Gasherbrum, la montagne lumineuse (1985)

Werner Herzog et son équipe de tournage suivent deux alpinistes tyroliens qui partent à l’assaut d’un groupe de sommets situé à la frontière entre la Chine et le Pakistan et appelé le Gasherbrum. Les deux hommes vont tenter pour la première fois dans l’Histoire de grimper successivement deux sommets, le Gasherbrum I et le Gasherbrum II, culminant chacun à plus de 8 000 mètres d’altitude. Reinhold Messner, italien de langue allemande, est un alpiniste confirmé qui a déjà affronté différents sommets à travers le monde: il fut le premier à avoir réalisé l’ascension de l’Everest sans oxygène en 1978, puis de nouveau seul en 1980. Il a été élu député européen des Verts de 1999 à 2004. Son coéquipier, quant à lui moins expérimenté, est guide de haute montagne. Les deux hommes prennent le soin de choisir leurs porteurs au sein du petit village pakistanais qui leur sert de camp de base puis entament l’ascension.

Le danger est à la hauteur de la magnificence du décor qui nous entoure.
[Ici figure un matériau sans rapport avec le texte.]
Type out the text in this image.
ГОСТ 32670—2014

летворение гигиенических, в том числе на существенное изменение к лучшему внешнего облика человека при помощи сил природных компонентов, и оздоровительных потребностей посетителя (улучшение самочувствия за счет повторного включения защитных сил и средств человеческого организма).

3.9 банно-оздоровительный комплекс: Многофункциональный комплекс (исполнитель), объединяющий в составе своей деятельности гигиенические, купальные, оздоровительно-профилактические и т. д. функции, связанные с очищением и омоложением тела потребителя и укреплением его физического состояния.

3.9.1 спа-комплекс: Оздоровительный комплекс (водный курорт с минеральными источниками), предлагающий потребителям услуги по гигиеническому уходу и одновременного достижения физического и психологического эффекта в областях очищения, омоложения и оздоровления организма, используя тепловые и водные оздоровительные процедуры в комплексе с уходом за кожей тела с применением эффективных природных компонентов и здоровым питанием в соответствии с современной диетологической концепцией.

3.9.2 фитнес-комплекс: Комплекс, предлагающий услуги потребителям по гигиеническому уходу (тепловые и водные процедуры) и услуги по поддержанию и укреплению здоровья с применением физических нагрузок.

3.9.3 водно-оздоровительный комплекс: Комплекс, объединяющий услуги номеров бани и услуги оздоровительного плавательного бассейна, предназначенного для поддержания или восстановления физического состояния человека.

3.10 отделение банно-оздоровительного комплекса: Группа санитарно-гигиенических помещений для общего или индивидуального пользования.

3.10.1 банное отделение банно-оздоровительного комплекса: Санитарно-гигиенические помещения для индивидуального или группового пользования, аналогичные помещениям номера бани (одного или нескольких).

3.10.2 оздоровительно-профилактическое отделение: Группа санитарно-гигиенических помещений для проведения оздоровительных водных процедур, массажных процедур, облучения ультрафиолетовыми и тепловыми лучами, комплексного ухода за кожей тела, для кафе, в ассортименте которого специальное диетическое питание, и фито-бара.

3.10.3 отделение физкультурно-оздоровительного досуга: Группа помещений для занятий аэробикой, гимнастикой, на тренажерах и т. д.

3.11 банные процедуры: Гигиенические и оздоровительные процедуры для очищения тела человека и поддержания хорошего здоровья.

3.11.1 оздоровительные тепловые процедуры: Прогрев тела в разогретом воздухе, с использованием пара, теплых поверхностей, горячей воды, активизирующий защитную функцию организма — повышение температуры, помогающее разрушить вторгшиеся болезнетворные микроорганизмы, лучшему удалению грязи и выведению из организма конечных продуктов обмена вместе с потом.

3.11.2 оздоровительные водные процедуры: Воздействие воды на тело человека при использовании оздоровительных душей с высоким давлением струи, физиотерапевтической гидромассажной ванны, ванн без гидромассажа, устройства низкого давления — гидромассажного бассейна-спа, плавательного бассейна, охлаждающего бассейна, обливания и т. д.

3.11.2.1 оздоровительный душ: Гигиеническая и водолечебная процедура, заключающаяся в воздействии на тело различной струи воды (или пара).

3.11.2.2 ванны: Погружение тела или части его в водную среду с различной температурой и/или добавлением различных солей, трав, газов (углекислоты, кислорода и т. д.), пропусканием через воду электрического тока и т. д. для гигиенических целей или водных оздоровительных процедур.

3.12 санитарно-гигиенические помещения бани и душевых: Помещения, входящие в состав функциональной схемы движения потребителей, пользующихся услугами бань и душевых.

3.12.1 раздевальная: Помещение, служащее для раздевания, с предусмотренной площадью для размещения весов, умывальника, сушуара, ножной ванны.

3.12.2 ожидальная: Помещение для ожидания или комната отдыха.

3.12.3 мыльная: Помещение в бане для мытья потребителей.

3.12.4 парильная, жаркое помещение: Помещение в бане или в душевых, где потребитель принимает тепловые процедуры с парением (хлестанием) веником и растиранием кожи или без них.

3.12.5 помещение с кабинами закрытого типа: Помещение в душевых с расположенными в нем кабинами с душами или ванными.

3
Ce qui frappe avant tout c’est le grandiose des paysages montagneux au milieu desquels les hommes apparaissent minuscules souligné par des plans d’ensemble mettant en valeur la disproportion entre les deux. Un long travelling vertical monte le long de la paroi rocheuse enneigée du Gasherbrum signalant la distance qui les sépare encore du sommet en même temps que la dangerosité de l’entreprise. Le danger est à la hauteur de la magnificence du décor qui nous entoure. Un torrent impétueux qui prend la moitié du cadre nous fait ressentir la sauvagerie des éléments en butte desquels les hommes se portent et face auxquels ils ne sont que fétus de paille. Les porteurs quittent tous ou presque l’expédition au fur et à mesure qu’on se rapproche du but. Mais lorsque la parole est laissée à Reinhold, l’on comprend que cette expérience est vitale pour lui et qu’il ne fait que répondre à un appel intérieur pressant qui lui enjoint de continuer un acte qu’il considère comme un acte créatif. A travers cette expérience, c’est donc l’être d’un homme qui se manifeste et laisse sa trace, comme une ligne écrite sur la paroi enneigée. C’est l’homme mis à l’épreuve de lui-même. Un homme illuminé au sens plein du terme.

4.5

RÉALISATEUR : Werner Herzog
NATIONALITÉ : Allemagne de l'Ouest
GENRE : Documentaire, drame
AVEC : Jörg Schmidt-Reitwein, Edward Lachman, Reinhold Messner
DURÉE : 30 min (La Soufrière), 45 min (Gasherbrum)
DISTRIBUTEUR : Potemkine Films
SORTIE LE 3 décembre 2014 (reprise le 19 novembre 2025).